うわさのYOLOをtfliteにしてPi5でもっと高速に動かす

この記事は、うわさのYOLOをRaspberry Pi 5で試すで使ったモデルをonnxからtfliteに変換してさらに高速に動かしてみます。
元ネタは@PINTO03091さんのこちらです。

ここにツイートが表示されます

Raspberry Pi 5
Bookworm 64bit desktop
python 3.11.2

うわさのYOLOをRaspberry Pi 5で試すで作ったvenv環境にtfliteのruntimeを入れます。
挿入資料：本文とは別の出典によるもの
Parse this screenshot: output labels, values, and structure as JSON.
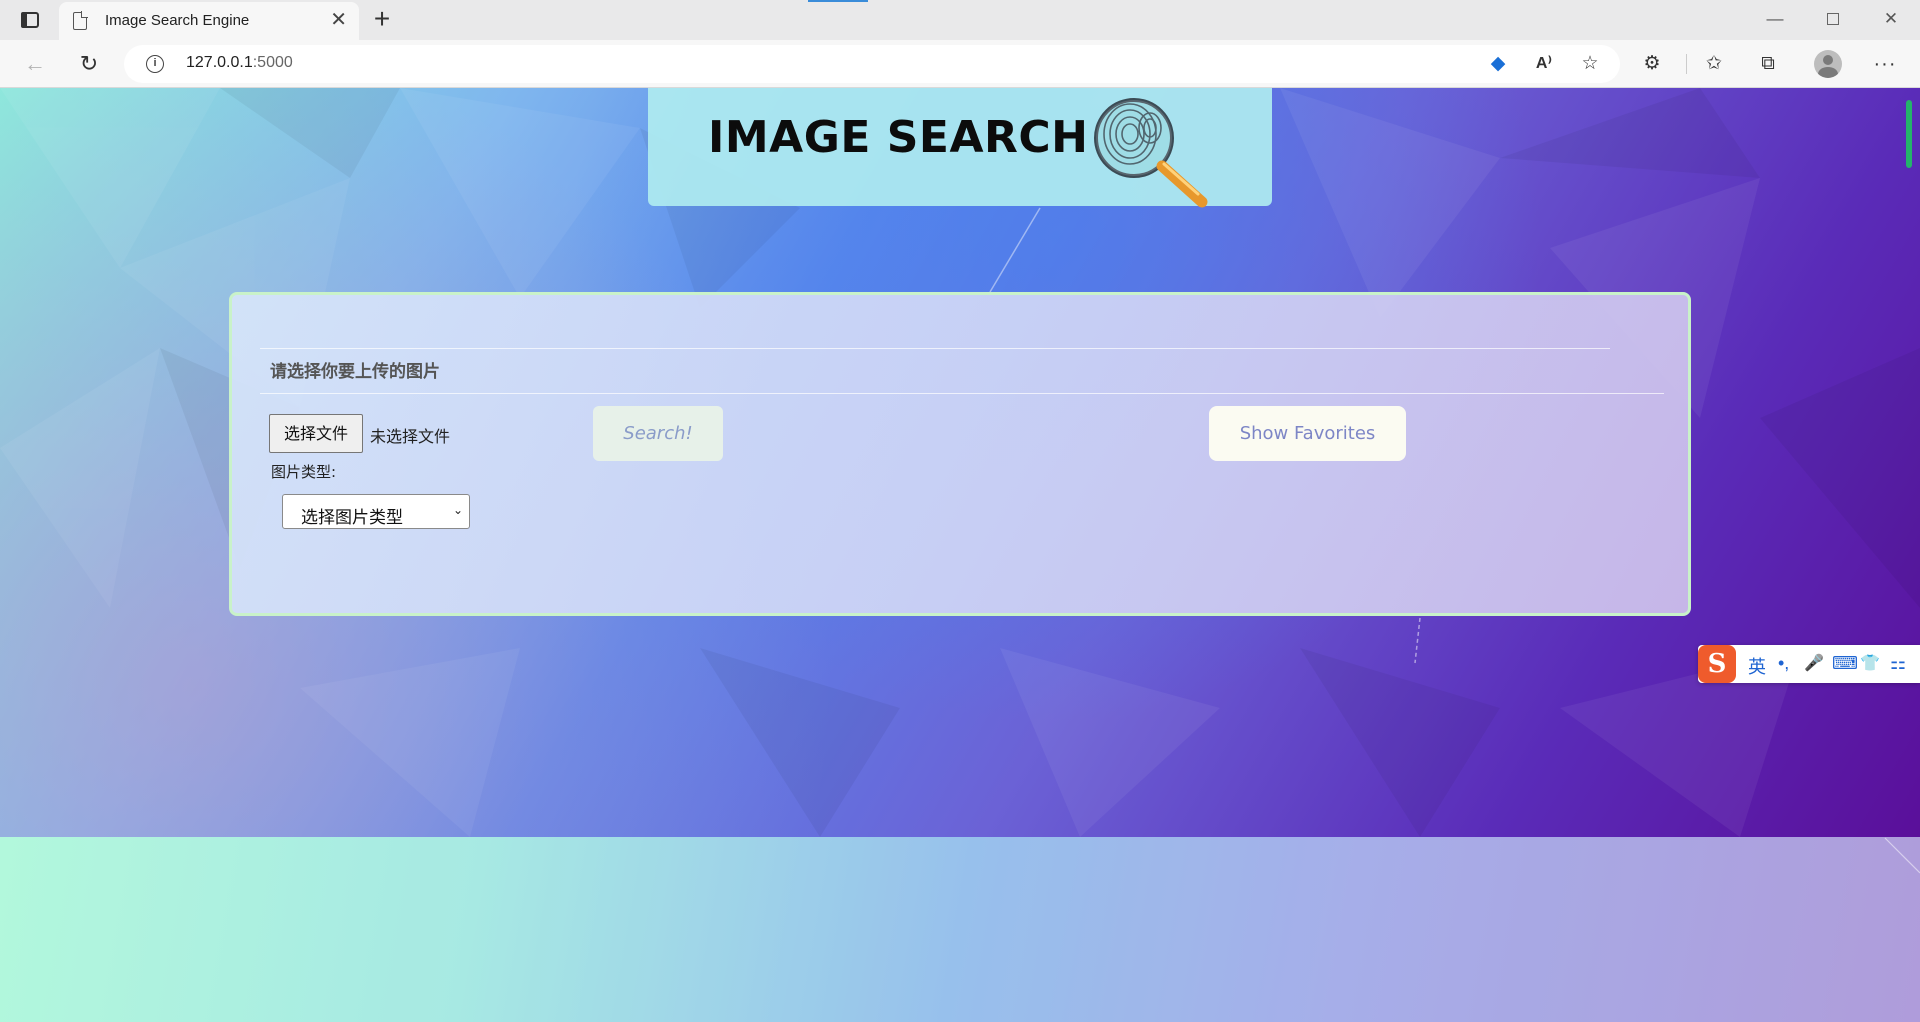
{
  "browser": {
    "tab_title": "Image Search Engine",
    "tab_close": "✕",
    "new_tab": "+",
    "url_host": "127.0.0.1",
    "url_port": ":5000",
    "win_min": "—",
    "win_close": "✕",
    "more": "···"
  },
  "header": {
    "title": "IMAGE SEARCH"
  },
  "form": {
    "upload_label": "请选择你要上传的图片",
    "file_button": "选择文件",
    "file_status": "未选择文件",
    "type_label": "图片类型:",
    "type_select_value": "选择图片类型",
    "search_button": "Search!",
    "favorites_button": "Show Favorites"
  },
  "ime": {
    "logo": "S",
    "lang": "英",
    "punct": "•,",
    "mic": "🎤",
    "keyboard": "⌨",
    "skin": "👕",
    "apps": "⚏"
  },
  "colors": {
    "panel_border": "#c9f2c9",
    "header_bg": "#afecf0",
    "ime_brand": "#ef5b2c"
  }
}
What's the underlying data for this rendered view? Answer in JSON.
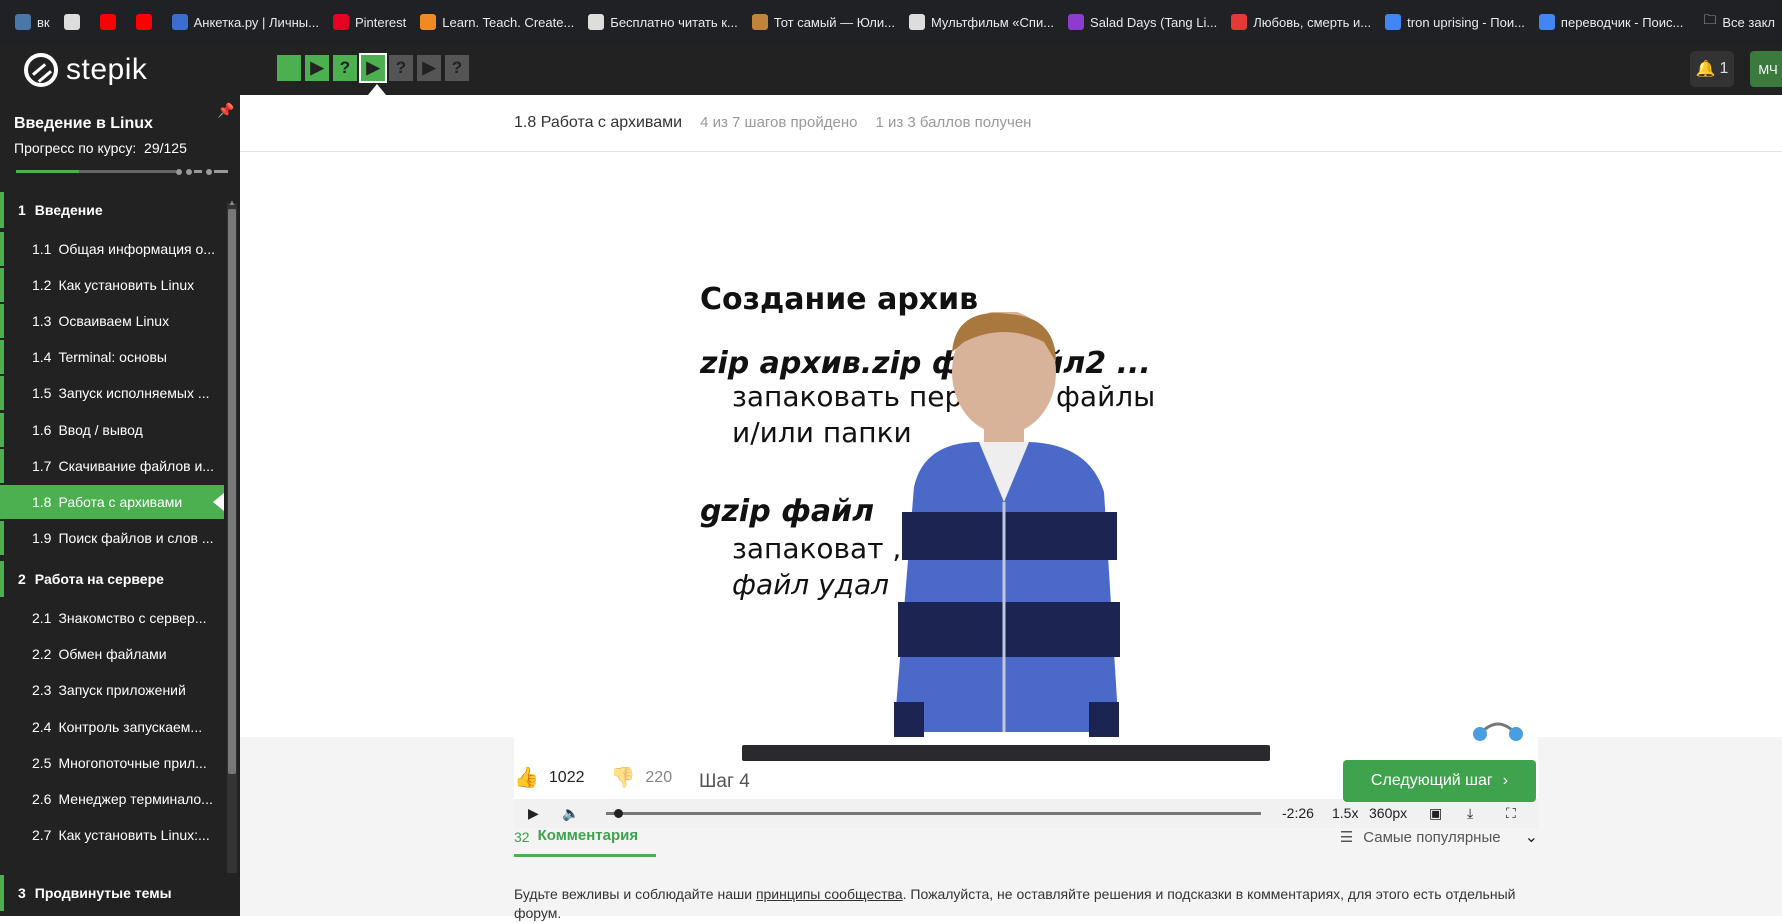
{
  "bookmarks": [
    {
      "label": "вк",
      "color": "#4a76a8"
    },
    {
      "label": "",
      "color": "#ddd",
      "icon": "globe-icon"
    },
    {
      "label": "",
      "color": "#ff0000",
      "icon": "youtube-icon"
    },
    {
      "label": "",
      "color": "#ff0000",
      "icon": "youtube-icon"
    },
    {
      "label": "Анкетка.ру | Личны...",
      "color": "#3b6fcf"
    },
    {
      "label": "Pinterest",
      "color": "#e60023"
    },
    {
      "label": "Learn. Teach. Create...",
      "color": "#f08a24"
    },
    {
      "label": "Бесплатно читать к...",
      "color": "#ddd"
    },
    {
      "label": "Тот самый — Юли...",
      "color": "#c0843c"
    },
    {
      "label": "Мультфильм «Спи...",
      "color": "#ddd"
    },
    {
      "label": "Salad Days (Tang Li...",
      "color": "#8d3ccf"
    },
    {
      "label": "Любовь, смерть и...",
      "color": "#e53935"
    },
    {
      "label": "tron uprising - Пои...",
      "color": "#4285f4"
    },
    {
      "label": "переводчик - Поис...",
      "color": "#4285f4"
    }
  ],
  "bookmarks_folder": "Все закл",
  "header": {
    "logo_text": "stepik",
    "steps": [
      {
        "state": "done",
        "glyph": ""
      },
      {
        "state": "done",
        "glyph": "▶"
      },
      {
        "state": "done",
        "glyph": "?"
      },
      {
        "state": "current",
        "glyph": "▶"
      },
      {
        "state": "todo",
        "glyph": "?"
      },
      {
        "state": "todo",
        "glyph": "▶"
      },
      {
        "state": "todo",
        "glyph": "?"
      }
    ],
    "notifications_count": "1",
    "avatar_initials": "МЧ"
  },
  "sidebar": {
    "course_title": "Введение в Linux",
    "progress_label": "Прогресс по курсу:",
    "progress_value": "29/125",
    "progress_fraction": 0.232,
    "sections": [
      {
        "num": "1",
        "title": "Введение"
      },
      {
        "num": "2",
        "title": "Работа на сервере"
      },
      {
        "num": "3",
        "title": "Продвинутые темы"
      }
    ],
    "lessons": [
      {
        "num": "1.1",
        "title": "Общая информация о..."
      },
      {
        "num": "1.2",
        "title": "Как установить Linux"
      },
      {
        "num": "1.3",
        "title": "Осваиваем Linux"
      },
      {
        "num": "1.4",
        "title": "Terminal: основы"
      },
      {
        "num": "1.5",
        "title": "Запуск исполняемых ..."
      },
      {
        "num": "1.6",
        "title": "Ввод / вывод"
      },
      {
        "num": "1.7",
        "title": "Скачивание файлов и..."
      },
      {
        "num": "1.8",
        "title": "Работа с архивами"
      },
      {
        "num": "1.9",
        "title": "Поиск файлов и слов ..."
      },
      {
        "num": "2.1",
        "title": "Знакомство с сервер..."
      },
      {
        "num": "2.2",
        "title": "Обмен файлами"
      },
      {
        "num": "2.3",
        "title": "Запуск приложений"
      },
      {
        "num": "2.4",
        "title": "Контроль запускаем..."
      },
      {
        "num": "2.5",
        "title": "Многопоточные прил..."
      },
      {
        "num": "2.6",
        "title": "Менеджер терминало..."
      },
      {
        "num": "2.7",
        "title": "Как установить Linux:..."
      }
    ]
  },
  "lesson": {
    "title": "1.8 Работа с архивами",
    "steps_done": "4 из 7 шагов пройдено",
    "points": "1 из 3 баллов  получен"
  },
  "video": {
    "slide_title": "Создание архив",
    "line1_cmd": "zip  архив.zip  фа    файл2 ...",
    "line2": "запаковать пер        нные файлы",
    "line3": "и/или папки",
    "line4_cmd": "gzip файл",
    "line5": "запаковат              , исходный",
    "line6": "файл удал",
    "time_remaining": "-2:26",
    "speed": "1.5x",
    "quality": "360px",
    "progress_fraction": 0.012
  },
  "feedback": {
    "likes": "1022",
    "dislikes": "220",
    "step_label": "Шаг 4",
    "next_button": "Следующий шаг"
  },
  "comments": {
    "count": "32",
    "tab_label": "Комментария",
    "sort_label": "Самые популярные",
    "rules_prefix": "Будьте вежливы и соблюдайте наши ",
    "rules_link": "принципы сообщества",
    "rules_suffix": ". Пожалуйста, не оставляйте решения и подсказки в комментариях, для этого есть отдельный форум."
  }
}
まずvenvで作った仮想環境に入っておきます。（環境名をonnxにしてしまったのはご愛敬

source onnx/bin/activate

適当な作業用フォルダを選んでPINTOさん謹製tfliteを入れます。

$ sudo apt install -y \
swig libjpeg-dev zlib1g-dev python3-dev \
unzip wget python3-pip curl git cmake make
$ pip3 install numpy==1.24.3
$ TFVER=2.12.0
$ PYVER=311
$ ARCH=aarch64
$ pip3 install \
--no-cache-dir \
https://github.com/PINTO0309/TensorflowLite-bin/releases/download/v${TFVER}/tflite_runtime-${TFVER/-/}-cp${PYVER}-none-linux_${ARCH}.whl

以上でtfliteが入りました。

tflite用のモデルもRaspberry Pi上で作りたかったのですが難しかったのでWinPC上でonnxからtfliteへ変換しました。
変換方法はこちらの記事をご覧ください。

以下の7種類のtflite用のモデルへ変換されています、Raspberry Piの作業フォルダへこれらのモデルをコピーしてためしてみます。2つのモデルはうまく動きませんが残る5つのモデルは動きました。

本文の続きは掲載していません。